I just picked up a 35cc that was claimed (and seems) to be in really good condition. I loaded a battery in it, battery check reads ok, and the meter definitely works (more light -> faster shutter) but it all seems to be skewing too far to one side of the exposures. I.e., the meter always indicates underexposure, pushing the shutter speed higher than necessary. Example: ISO400 on a sunny day at f/5.6 I'm getting shutter speeds longer than 1 second (should have been closer to 1/250 or faster, according to external metering).
The meter definitely "works" in that more light does change the exposure. So I'm wondering if perhaps the battery I'm using isn't optimal. I'm using a Duracell 28a. (I've used 2 different of these batteries with the same effect.)
Could this be the culprit? Any recommended battery? Or other issue I should be looking into?
Thanks
Randy


----------



## vintagesnaps (Jul 26, 2017)

I'm not that familiar with Yashica but that looks like a nice rangefinder. Try this Cameraquest listing, he has good knowledge of rangefinders. Yashica 35 CC
He has a different battery listed but I'm not sure when he wrote this and some batteries have been discontinued.

You could try the Rangefinder Forum; I think the same guy (Stephen Gandy) does that and Cameraquest. Or did, anyway, haven't looked at it in a long time.
Rangefinderforum.com Portal - Rangefinderforum


----------



## Derrel (Jul 26, 2017)

See if there is exposure compensatioin dialed in b y accident. Can you change the ISO level to compensate? Can you work from a mential "offset" off this wonky meter?

With that weird ATL or "above the lens" CDS metering cell located in the filter ring area...does the lens have a filter threaded in, one that might fool the meter into using sloooooow exposures?


----------



## rlevine (Jul 27, 2017)

Thanks for the input y'all. It's not the settings (exposure compensation or ISO setting) - ISO400 should be plenty fast for the conditions I've been testing it in. And there's no filter.
The cameraquest page is actually where I learned of this camera, and it lists the battery as "Eveready 644 equivalent". The only one I've found local to me is the Duracell I mentioned. I've looked around online a ton and haven't seen anyone writing about using this particular battery in this camera, which is why I thought maybe that's the issue.

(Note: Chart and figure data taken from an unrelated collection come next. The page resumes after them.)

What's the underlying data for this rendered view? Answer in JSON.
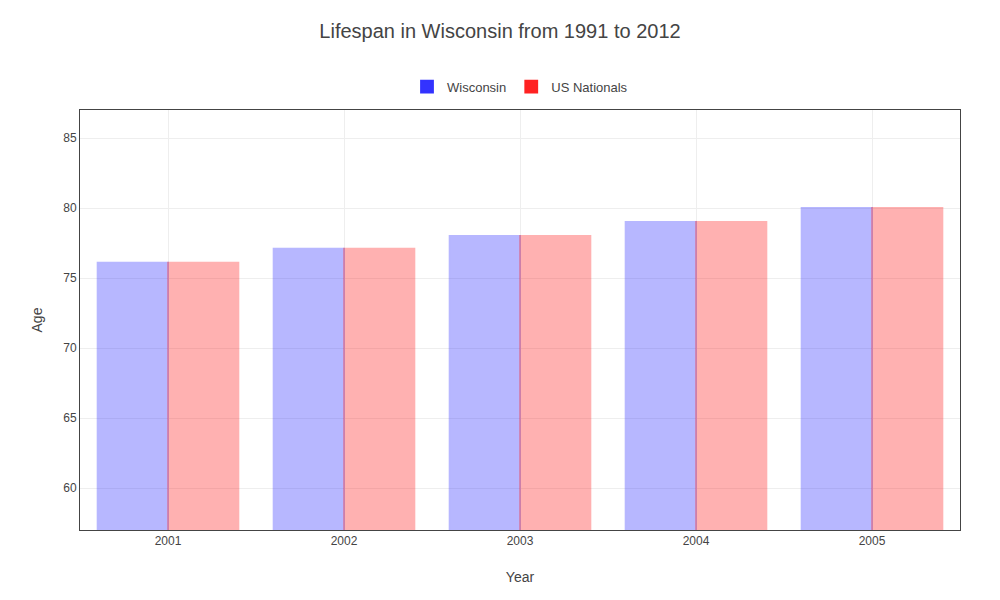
{
  "chart_data": {
    "type": "bar",
    "title": "Lifespan in Wisconsin from 1991 to 2012",
    "xlabel": "Year",
    "ylabel": "Age",
    "categories": [
      "2001",
      "2002",
      "2003",
      "2004",
      "2005"
    ],
    "series": [
      {
        "name": "Wisconsin",
        "color": "#3333ff",
        "values": [
          76.1,
          77.1,
          78.0,
          79.0,
          80.0
        ]
      },
      {
        "name": "US Nationals",
        "color": "#ff2222",
        "values": [
          76.1,
          77.1,
          78.0,
          79.0,
          80.0
        ]
      }
    ],
    "ylim": [
      57,
      87
    ],
    "yticks": [
      60,
      65,
      70,
      75,
      80,
      85
    ],
    "grid": true,
    "legend": "top"
  }
}
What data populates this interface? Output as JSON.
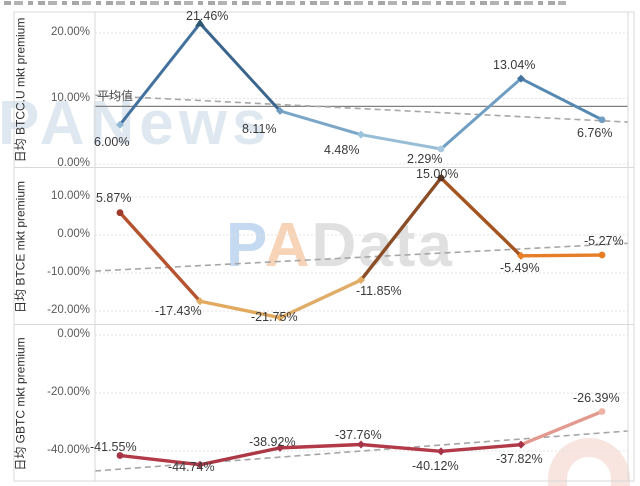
{
  "watermarks": {
    "top_text": "PANews",
    "mid_p": "P",
    "mid_a": "A",
    "mid_rest": "Data"
  },
  "colors": {
    "trendline": "#a6a6a6",
    "average_line": "#808080",
    "gridline": "#e3e3e3",
    "border": "#d9d9d9",
    "tick_text": "#595959",
    "label_text": "#3a3a3a",
    "series_top_segments": [
      "#44729e",
      "#3a658d",
      "#7ba6c7",
      "#98bed7",
      "#6f9ec2",
      "#5589b1"
    ],
    "series_mid_segments": [
      "#b5532f",
      "#e2a95f",
      "#e0ad68",
      "#8a4d26",
      "#a3541f",
      "#e57e26"
    ],
    "series_bot_segments": [
      "#b23a48",
      "#ad3845",
      "#b23a48",
      "#b23a48",
      "#b23a48",
      "#e39a8e"
    ],
    "markers_top": [
      "diamond:#8fb8d4",
      "triangle:#2e5671",
      "diamond:#6f9ec2",
      "diamond:#9cc3dc",
      "circle:#a9cade",
      "diamond:#44729e",
      "circle:#6f9ec2"
    ],
    "markers_mid": [
      "circle:#9e3a2b",
      "diamond:#e3ac64",
      "diamond:#e3ac64",
      "diamond:#e3ac64",
      "circle:#5a3320",
      "diamond:#e57e26",
      "circle:#e57e26"
    ],
    "markers_bot": [
      "circle:#a63446",
      "diamond:#a63446",
      "diamond:#a63446",
      "diamond:#a63446",
      "diamond:#a63446",
      "diamond:#a63446",
      "circle:#efb3a6"
    ]
  },
  "chart_data": [
    {
      "type": "line",
      "ylabel": "日均 BTCC.U mkt premium",
      "values": [
        6.0,
        21.46,
        8.11,
        4.48,
        2.29,
        13.04,
        6.76
      ],
      "point_labels": [
        "6.00%",
        "21.46%",
        "8.11%",
        "4.48%",
        "2.29%",
        "13.04%",
        "6.76%"
      ],
      "yticks": [
        {
          "label": "20.00%",
          "value": 20
        },
        {
          "label": "10.00%",
          "value": 10
        },
        {
          "label": "0.00%",
          "value": 0
        }
      ],
      "ylim": [
        -0.5,
        23
      ],
      "average_line": {
        "label": "平均值",
        "value": 8.8
      },
      "trendline": {
        "start": 10.5,
        "end": 6.4
      },
      "grid": true,
      "legend": "none",
      "x_labels_visible": false
    },
    {
      "type": "line",
      "ylabel": "日均 BTCE mkt premium",
      "values": [
        5.87,
        -17.43,
        -21.75,
        -11.85,
        15.0,
        -5.49,
        -5.27
      ],
      "point_labels": [
        "5.87%",
        "-17.43%",
        "-21.75%",
        "-11.85%",
        "15.00%",
        "-5.49%",
        "-5.27%"
      ],
      "yticks": [
        {
          "label": "10.00%",
          "value": 10
        },
        {
          "label": "0.00%",
          "value": 0
        },
        {
          "label": "-10.00%",
          "value": -10
        },
        {
          "label": "-20.00%",
          "value": -20
        }
      ],
      "ylim": [
        -23.5,
        17
      ],
      "trendline": {
        "start": -9.5,
        "end": -2.2
      },
      "grid": true,
      "legend": "none",
      "x_labels_visible": false
    },
    {
      "type": "line",
      "ylabel": "日均 GBTC mkt premium",
      "values": [
        -41.55,
        -44.74,
        -38.92,
        -37.76,
        -40.12,
        -37.82,
        -26.39
      ],
      "point_labels": [
        "-41.55%",
        "-44.74%",
        "-38.92%",
        "-37.76%",
        "-40.12%",
        "-37.82%",
        "-26.39%"
      ],
      "yticks": [
        {
          "label": "0.00%",
          "value": 0
        },
        {
          "label": "-20.00%",
          "value": -20
        },
        {
          "label": "-40.00%",
          "value": -40
        }
      ],
      "ylim": [
        -50,
        2.5
      ],
      "trendline": {
        "start": -46.9,
        "end": -33.1
      },
      "grid": true,
      "legend": "none",
      "x_labels_visible": false
    }
  ]
}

I suppose I'll order some batteries and see if that makes a difference.


----------



## rlevine (Jul 27, 2017)

Hmm. I picked up a bunch of LR44's - 4 stacked is what some folks use for the 35cc - and I still have the same issue.


----------



## vintagesnaps (Jul 27, 2017)

I was going to suggest Freestyle because they give some equivalents. There's one that comes up for LR44 that's alkaline; I found some of those zinc air batteries don't last all that long.
Search Results | Freestyle Photographic Supplies 

If it's not the battery I wonder if it's the meter; then probably getting another meter (handheld) would be an option.


----------



## cgw (Jul 27, 2017)

_Or other issue I should be looking into?_
I'd say the very real possibility of smoked, ancient electronics. It's a relic. Play with batteries and shoot a roll--the only way to determine if it's just a paperweight/doorstop/tchotchke.


----------



## john.margetts (Jul 28, 2017)

If the meter wants longer shutter speeds than a known reliable meter, the thing I would look at first is dirt. That means cleaning both the outside and inside of the meter window. 

Another technique I find useful is to spend an hour or so in front of the TV, repeatedly adjusting aperture, ASA, and anything else that can be adjusted. This gets the electrical contacts clean (or at least cleaner) as 40-odd years can allow those contacts to tarnish.

Sent from my 8070 using Tapatalk


----------



## compur (Aug 1, 2017)

The battery in your first post is the right one so it's not the battery.

As noted above I would try cleaning the meter window and also clean the battery compartment with rubbing alcohol.

If that doesn't work then I would use a hand-held meter as repair would cost more than finding another with an accurate meter.


----------